シールドビットに属性攻撃を付与し雷属性で帯電させて磁場を乱し、念動力で羅針盤の周囲を浮遊させて方位磁針を機能させなくする
「これで相手の命中に補正かかったりしないかしら」
相手の気がシールドビットに削がれてる間に間合いを詰め、零距離からなの
威力重視出力可変式極光砲でガーザムを消し飛ばす
「お宝に被害を出さないように戦うのってめんどくさいわよねぇ。」
「さて、邪魔者は排除したしお宝回収していくわよ」
マリア・フォルトゥナーテ
ダッチマンで参加
アドリブ、連携歓迎
UCにより、幽霊船フライングダッチマン号と悪霊船員達を後方で召喚し、私は船に乗り込みます。砲手達には早速、敵への砲撃を加えさせます。
「美麗さんの邪魔にはなれないからね!船と私は後方支援です!!砲手以外の全員で、敵の首を取ってこーい!!!」
そして、船の大砲で敵を攻撃している間に、配下の悪霊達を敵に突撃させます!最も、彼らの役割は本命の美麗さんの攻撃の隙を作ることです。しかも、霊体なので、彼らなら美麗さんの攻撃の巻き添えにもならないって寸法です!
「磁石の弱点を突いたこの作戦なら、相手は一たまりもないでしょう!」
「早いところ片付けて、略奪に移りますよ!!」
●そして、お宝は海賊船にかっさらわれる
「お宝ゲットは良いけど目障りなのがいるわね。
さっさと排除してお宝回収しましょうか」
「ええ、早いところ片付けて、略奪に移りますよ!!」
そう言いながら宝物庫にやってきたのは蝶の仮面をした少女剣士、緋神・美麗(白翼極光砲・f01866)とシスター姿の女性、マリア・フォルトゥナーテ(何かを包んだ聖躯・f18077)。
「略奪って猟兵なんだし言葉を選んだ方が良いんじゃねえか?」
そんな二人にガーザムは少し呆れた様な表情を浮かべつつ立ち上がるが、当然二人は此れをスルー。
『死ぬのは怖いだろう?……むふふ』
「最後の審判の時を、先延ばしにしたいという奴は、向こう100年間、私の船で働け」
「は?おいおい、此処が室内だってわかってるのかよ?!」
そうマリアが宣言すると同時に轟音を立てて異形の姿の船員を乗せた巨大な幽霊船が出現。
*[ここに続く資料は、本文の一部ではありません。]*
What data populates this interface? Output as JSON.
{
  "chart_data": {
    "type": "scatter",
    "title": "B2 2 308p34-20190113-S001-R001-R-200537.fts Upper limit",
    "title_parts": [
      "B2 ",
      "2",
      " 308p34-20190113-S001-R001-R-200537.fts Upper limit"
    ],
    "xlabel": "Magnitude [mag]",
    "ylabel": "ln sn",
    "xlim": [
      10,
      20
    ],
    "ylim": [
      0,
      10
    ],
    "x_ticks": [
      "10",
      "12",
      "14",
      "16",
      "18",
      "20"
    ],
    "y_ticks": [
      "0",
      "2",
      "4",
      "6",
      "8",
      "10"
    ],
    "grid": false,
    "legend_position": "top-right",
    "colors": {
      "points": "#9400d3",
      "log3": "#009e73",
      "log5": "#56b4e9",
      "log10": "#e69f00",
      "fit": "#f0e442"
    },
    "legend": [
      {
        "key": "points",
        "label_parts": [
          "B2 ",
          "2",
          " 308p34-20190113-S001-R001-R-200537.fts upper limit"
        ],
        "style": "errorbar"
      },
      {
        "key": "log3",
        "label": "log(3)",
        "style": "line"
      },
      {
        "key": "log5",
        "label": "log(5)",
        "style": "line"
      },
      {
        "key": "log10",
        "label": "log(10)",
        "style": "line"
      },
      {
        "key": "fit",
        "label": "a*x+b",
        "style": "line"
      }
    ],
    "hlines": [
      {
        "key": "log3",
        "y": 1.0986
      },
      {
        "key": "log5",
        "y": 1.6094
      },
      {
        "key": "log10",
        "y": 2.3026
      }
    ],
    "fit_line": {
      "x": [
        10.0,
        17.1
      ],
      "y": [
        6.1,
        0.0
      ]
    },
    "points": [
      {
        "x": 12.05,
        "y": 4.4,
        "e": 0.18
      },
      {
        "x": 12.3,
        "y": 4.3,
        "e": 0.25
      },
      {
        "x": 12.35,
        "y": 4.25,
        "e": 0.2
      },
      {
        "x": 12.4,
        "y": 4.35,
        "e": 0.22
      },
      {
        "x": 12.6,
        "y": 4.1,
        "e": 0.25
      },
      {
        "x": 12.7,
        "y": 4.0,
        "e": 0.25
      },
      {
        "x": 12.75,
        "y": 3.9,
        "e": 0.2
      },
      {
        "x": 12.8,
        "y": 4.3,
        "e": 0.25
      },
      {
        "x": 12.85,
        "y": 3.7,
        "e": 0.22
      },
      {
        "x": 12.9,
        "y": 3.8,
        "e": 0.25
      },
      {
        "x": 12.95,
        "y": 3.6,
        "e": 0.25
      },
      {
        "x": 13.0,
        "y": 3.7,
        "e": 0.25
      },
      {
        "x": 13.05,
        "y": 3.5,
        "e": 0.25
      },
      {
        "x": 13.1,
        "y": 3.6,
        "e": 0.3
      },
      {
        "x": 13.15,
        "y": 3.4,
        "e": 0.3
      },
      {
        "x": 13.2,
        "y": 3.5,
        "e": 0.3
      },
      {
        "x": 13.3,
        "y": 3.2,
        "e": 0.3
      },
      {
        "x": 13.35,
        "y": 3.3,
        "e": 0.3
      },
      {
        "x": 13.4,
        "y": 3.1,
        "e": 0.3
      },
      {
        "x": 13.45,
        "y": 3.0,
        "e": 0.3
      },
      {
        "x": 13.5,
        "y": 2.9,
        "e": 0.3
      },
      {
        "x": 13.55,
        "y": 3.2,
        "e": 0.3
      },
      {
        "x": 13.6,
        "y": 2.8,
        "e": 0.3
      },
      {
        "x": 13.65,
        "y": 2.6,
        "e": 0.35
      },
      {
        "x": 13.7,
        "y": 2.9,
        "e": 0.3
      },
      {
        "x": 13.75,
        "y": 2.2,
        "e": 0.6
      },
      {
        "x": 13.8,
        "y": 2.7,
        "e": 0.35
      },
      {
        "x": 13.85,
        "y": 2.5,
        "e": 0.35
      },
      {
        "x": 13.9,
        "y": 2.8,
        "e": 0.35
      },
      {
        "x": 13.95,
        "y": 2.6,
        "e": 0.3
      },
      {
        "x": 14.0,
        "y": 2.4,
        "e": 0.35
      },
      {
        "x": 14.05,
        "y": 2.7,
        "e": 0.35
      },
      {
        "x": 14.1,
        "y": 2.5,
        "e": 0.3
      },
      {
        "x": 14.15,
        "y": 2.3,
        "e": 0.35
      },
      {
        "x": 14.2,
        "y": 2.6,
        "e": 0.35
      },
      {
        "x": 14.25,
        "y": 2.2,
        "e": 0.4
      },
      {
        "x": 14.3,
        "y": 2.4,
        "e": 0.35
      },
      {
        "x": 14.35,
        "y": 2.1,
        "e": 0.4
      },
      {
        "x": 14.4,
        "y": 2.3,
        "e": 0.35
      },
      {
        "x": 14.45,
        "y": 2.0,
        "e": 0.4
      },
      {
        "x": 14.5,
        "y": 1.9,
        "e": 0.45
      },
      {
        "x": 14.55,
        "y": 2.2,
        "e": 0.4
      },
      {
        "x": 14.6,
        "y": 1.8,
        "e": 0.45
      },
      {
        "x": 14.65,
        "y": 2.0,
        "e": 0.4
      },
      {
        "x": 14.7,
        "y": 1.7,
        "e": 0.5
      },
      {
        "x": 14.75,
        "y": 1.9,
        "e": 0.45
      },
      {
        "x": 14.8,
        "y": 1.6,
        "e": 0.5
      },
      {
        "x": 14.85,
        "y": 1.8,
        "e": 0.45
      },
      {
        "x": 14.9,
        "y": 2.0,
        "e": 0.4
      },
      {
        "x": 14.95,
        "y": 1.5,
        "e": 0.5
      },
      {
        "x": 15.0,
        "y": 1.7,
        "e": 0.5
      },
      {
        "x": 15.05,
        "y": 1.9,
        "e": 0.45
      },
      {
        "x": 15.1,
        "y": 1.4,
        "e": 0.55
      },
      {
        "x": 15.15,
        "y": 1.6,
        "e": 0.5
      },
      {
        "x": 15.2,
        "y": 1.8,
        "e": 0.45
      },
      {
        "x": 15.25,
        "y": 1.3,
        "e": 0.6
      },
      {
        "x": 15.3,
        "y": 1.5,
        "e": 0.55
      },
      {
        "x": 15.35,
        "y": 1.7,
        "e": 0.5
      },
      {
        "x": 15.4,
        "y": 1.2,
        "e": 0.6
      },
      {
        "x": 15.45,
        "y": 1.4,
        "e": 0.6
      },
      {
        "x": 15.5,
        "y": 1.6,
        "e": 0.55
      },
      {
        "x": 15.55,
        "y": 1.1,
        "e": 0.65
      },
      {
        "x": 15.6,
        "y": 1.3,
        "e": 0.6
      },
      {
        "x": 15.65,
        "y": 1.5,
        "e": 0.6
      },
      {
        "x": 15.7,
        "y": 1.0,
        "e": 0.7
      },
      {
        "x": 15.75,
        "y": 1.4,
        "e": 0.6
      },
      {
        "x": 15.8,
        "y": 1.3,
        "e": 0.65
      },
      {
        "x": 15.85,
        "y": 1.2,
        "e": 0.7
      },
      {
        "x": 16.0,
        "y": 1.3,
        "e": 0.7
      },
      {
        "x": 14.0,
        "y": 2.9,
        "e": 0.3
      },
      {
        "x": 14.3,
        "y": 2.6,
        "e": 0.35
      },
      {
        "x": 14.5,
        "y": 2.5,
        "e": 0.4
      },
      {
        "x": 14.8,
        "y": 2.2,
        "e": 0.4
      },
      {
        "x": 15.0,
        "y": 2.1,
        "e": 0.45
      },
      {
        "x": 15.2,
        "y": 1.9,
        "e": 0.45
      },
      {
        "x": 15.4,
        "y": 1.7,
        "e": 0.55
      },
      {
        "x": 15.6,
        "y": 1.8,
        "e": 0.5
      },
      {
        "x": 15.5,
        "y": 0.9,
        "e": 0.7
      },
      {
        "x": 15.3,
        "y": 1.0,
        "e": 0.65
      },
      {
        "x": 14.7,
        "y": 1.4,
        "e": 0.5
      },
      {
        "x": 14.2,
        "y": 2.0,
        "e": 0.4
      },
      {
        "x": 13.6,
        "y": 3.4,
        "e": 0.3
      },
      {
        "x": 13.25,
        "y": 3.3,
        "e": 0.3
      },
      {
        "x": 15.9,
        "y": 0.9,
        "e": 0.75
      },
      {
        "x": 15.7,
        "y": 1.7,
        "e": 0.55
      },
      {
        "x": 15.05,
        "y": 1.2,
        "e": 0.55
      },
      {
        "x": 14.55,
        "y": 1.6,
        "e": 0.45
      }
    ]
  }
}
突然現れた巨大船の姿にガーザムは戸惑いを隠せず叫ぶが、其の隙を美麗は当然見逃さない。
「それじゃあ行きなさいビット達」
「ぐ!こりゃあ帯電してやがるのか?!」
雷属性を付与し帯電させたシールドビットはガーザムの周囲を取り囲み、周囲の磁場を乱す。
そして、其の乱れた磁場はガーザムの体内にある羅針盤の方位磁石を機能させなくなっていく。
(此れで相手の動きに補正がかかったりしないかしら?)
そう思考を巡らせながら美麗は乱れた磁場に苦しむガーザムに間合いを詰めていく。
そして、其れに対しガーザムは己の配下に妨害させようとするが、其れは海賊船に戻ったマリアが支援を開始し妨害する。
「敵の動きは鈍ったし、船と私は後方支援です!
砲手以外の全員で、敵の首を取ってこーい!!!」
美麗に当たらぬ様、ガーザムの逃げ道を塞ぐよう、ガーザムの部下たちを殲滅するように大砲を撃ちながら、マリアはそう宣言。
そして、霊体である配下の悪霊たちをガーザムに突撃させ、大砲で処理しきれなかったガーザムの部下やガーザムの塗料によって暴走した舵輪達を倒していく。
本来ならば其れは美麗の邪魔になるであろうが、彼等は実体を持たない霊体。
(美麗さんの邪魔をする事もなければ攻撃の巻き添えにもならないって寸法です!
寧ろ……)
寧ろ、霊体である彼等、船員たちの存在は本命の美麗がガーザムに迫る際の目くらましになり攻撃の為の隙を作る。
其れこそが彼等の役割。
そして、電磁の乱れによって感覚を乱され、幾多の船員たちというデコイが在れば……美麗の技量でガーザムとの距離を詰めれぬ筈もない!
「な…ッ手前!くそ、此処迄近付かれて気付けねえとか……!」
「お宝に被害を出さない様に戦うのって面倒くさい状況、早く終わらせて貰うわよ?」
その言葉と共に彼女はガーザムに手を押し付ける。
「此れが私の全力だ―――――――――――!」
「ぐ、ああああああああああああああああああ
!!!!」
美麗の言葉と共に美麗の手の先、ガーザムの体内に生じた電磁の弾は彼の体内で猛威を振るい……ガーザムを完全に消し飛ばす。
【出力可変式極光砲】。サイキックエナジーで出力を調整した電気の球で敵を攻撃する其れの威力を増強した物を体内で喰らってしまえば、敵が耐えきれる筈もない。
「流石、美麗さんの磁石の弱点を突いた作戦。
敵もひとたまりもありませんでしたね!」
「ええ。狙い通りにいって良かったわ。
さて、邪魔者は排除したしお宝回収していくわよ」
戦いを終えた二人はハイタッチ。
そして、其の侭、異形の船員達と共に現場に残された二つの羅針盤と其の区画に存在する数多の宝物をかき集め、幽霊船に積み込むと宝物庫を後にするのであった―――。